Anyway, what’s up is that I typically teach what is called a 3-2 load, where one semester is a little heavier than the other. I guess I should say 2-3 in my case, because this spring is my killer, with an extra course to be taught. Further complications: stupid goddamn pandemic. I’m teaching everything online, which involves rethinking everything as I go, basically throwing out 20 years of material or re-writing it. Second complication: we were hit with pandemic rules in the middle of spring term last year, making a hash of this course then, and I’ve been wrestling with how to do it right this time around. So I’m second guessing everything I guessed at last time, and hoping it works better. Third complication: last spring, we just threw up our hands and gave up on the lab, sent all the students home with some sample data, and had them work through the theory. This year, while absolutely nothing has changed vis-à-vis COVID-19 (we’re worse off, if anything), we’ve gone ahead and implemented the lab, with the difference being that each section has been split into three sections to allow social distancing for the students, while greatly expanding my lab load.

I’m feeling it. Boy am I feeling it. We’re only about a quarter of the way through the semester, but I think I aged a decade this past year, so I’m not quite the agile, youthful, enthusiastic teacher I was in 2019.

I think, though, I can get a break by turning play time into a scheduled obligation. That’s my plan for today, anyway. Work all morning on grading, then take an hour or so off at noon to play a video game, then back to the salt mines to finish grading and write a shiny new lecture for class tomorrow. Yeah, that’s all.

At noon today I’ll live-stream a little more No Man’s Sky. I’ve taken advantage of a little loophole in the game’s mechanics (actually, the fabric of the universe in the game is totally broken, and the conservation of mass and energy no longer applies) to make myself a multi-millionaire with no effort at all — it’s not cheating if violations of the laws of thermodynamics are explicitly written into the game rules — and have decided to lounge about in a busy spaceport, watch the pretty starships fly in, waiting for that perfect space truck or space yacht to land, and then muscle in and wave mega-millions under the pilot’s nose and buy it. Standing around doing next to nothing for an hour? I’ll host a little Q&A and talk nerdy while I’m doing it, and y’all can weigh in on which starships you like best. It’ll be relaxing. I need relaxing for a bit.

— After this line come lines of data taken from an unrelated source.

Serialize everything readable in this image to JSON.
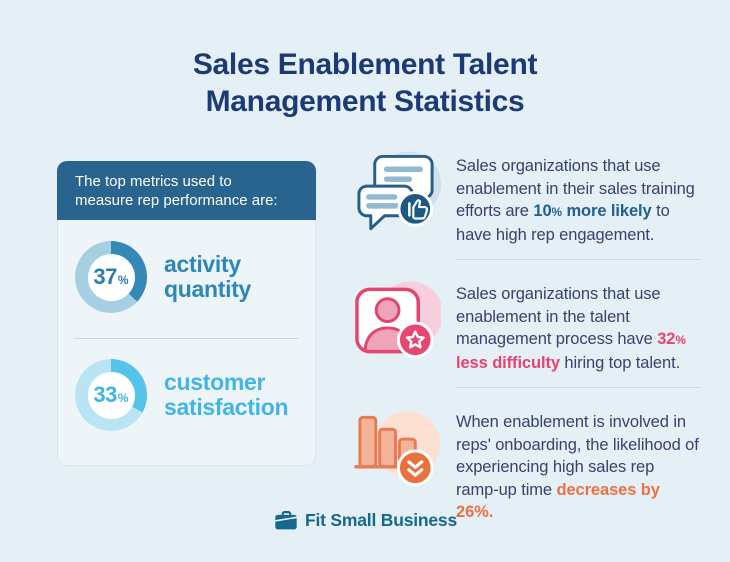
{
  "page": {
    "background_color": "#e5eff6",
    "title_line1": "Sales Enablement Talent",
    "title_line2": "Management Statistics",
    "title_color": "#1c3a75"
  },
  "left_panel": {
    "header_line1": "The top metrics used to",
    "header_line2": "measure rep performance are:",
    "header_bg_color": "#28648e"
  },
  "chart_data": {
    "type": "pie",
    "subtype": "donut",
    "title": "The top metrics used to measure rep performance are:",
    "categories": [
      "activity quantity",
      "customer satisfaction"
    ],
    "values": [
      37,
      33
    ],
    "unit": "%",
    "legend_position": "right-of-each-donut",
    "donuts": [
      {
        "label": "activity quantity",
        "value": 37,
        "unit": "%",
        "segment_color": "#3489b7",
        "track_color": "#a6cfe2",
        "value_color": "#2b7cb2",
        "label_color": "#2e87ba"
      },
      {
        "label": "customer satisfaction",
        "value": 33,
        "unit": "%",
        "segment_color": "#55c3ea",
        "track_color": "#b9e4f4",
        "value_color": "#40b4e3",
        "label_color": "#41b5e5"
      }
    ]
  },
  "stats": [
    {
      "icon": "chat-thumbs-up-icon",
      "before": "Sales organizations that use enablement in their sales training efforts are ",
      "highlight": "10% more likely",
      "after": " to have high rep engagement.",
      "highlight_color": "#21618f"
    },
    {
      "icon": "person-star-icon",
      "before": "Sales organizations that use enablement in the talent management process have ",
      "highlight": "32% less difficulty",
      "after": " hiring top talent.",
      "highlight_color": "#e8436e"
    },
    {
      "icon": "bar-chart-decline-icon",
      "before": "When enablement is involved in reps' onboarding, the likelihood of experiencing high sales rep ramp-up time ",
      "highlight": "decreases by 26%.",
      "after": "",
      "highlight_color": "#ec7144"
    }
  ],
  "footer": {
    "logo_text": "Fit Small Business",
    "logo_color": "#15698e"
  }
}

The plan is to buy a big space truck to hold all my stuff, and maybe a vicious sleek little fighter. Later, like the typical space billionaire I’ve become, I’ll turn to piracy. That’s what all rich people do, right?

Now — back to work. I can get a few dozen exams graded before noon, right?

Venting!

This year is trying to kill my interest in teaching. My work load has basically doubled, since I’m splitting up all my labs into multiple sub-sections to meet the isolation guidelines, and I’m also struggling to provide accommodations to all the students in difficult circumstances (which I need to do, and is part of the job), and my reward is that a) teaching involves trying to engage mute little black squares on a computer screen, and b) the administration occasionally mumbles about trying to find a way to cut my pay, while telling me gosh, what a wonderful job I’m doing. And then telling me we should prepare to continue the pandemic protocols next fall, and that we don’t have any access to a vaccine, and aren’t even remotely in the queue. Right now I’m staring into a growing bleak darkness that is my future. I don’t even have the joy of spidering right now — it’s -35 degrees C out there!

If my first year as a full time teaching professor (1990, but who is counting) had been like this, I’d be working in a software company right now, coding. I coulda been, but I liked students…you know, those entities who are now little black squares on a screen.

At least I can still scream into the glowing pixels of the void before me.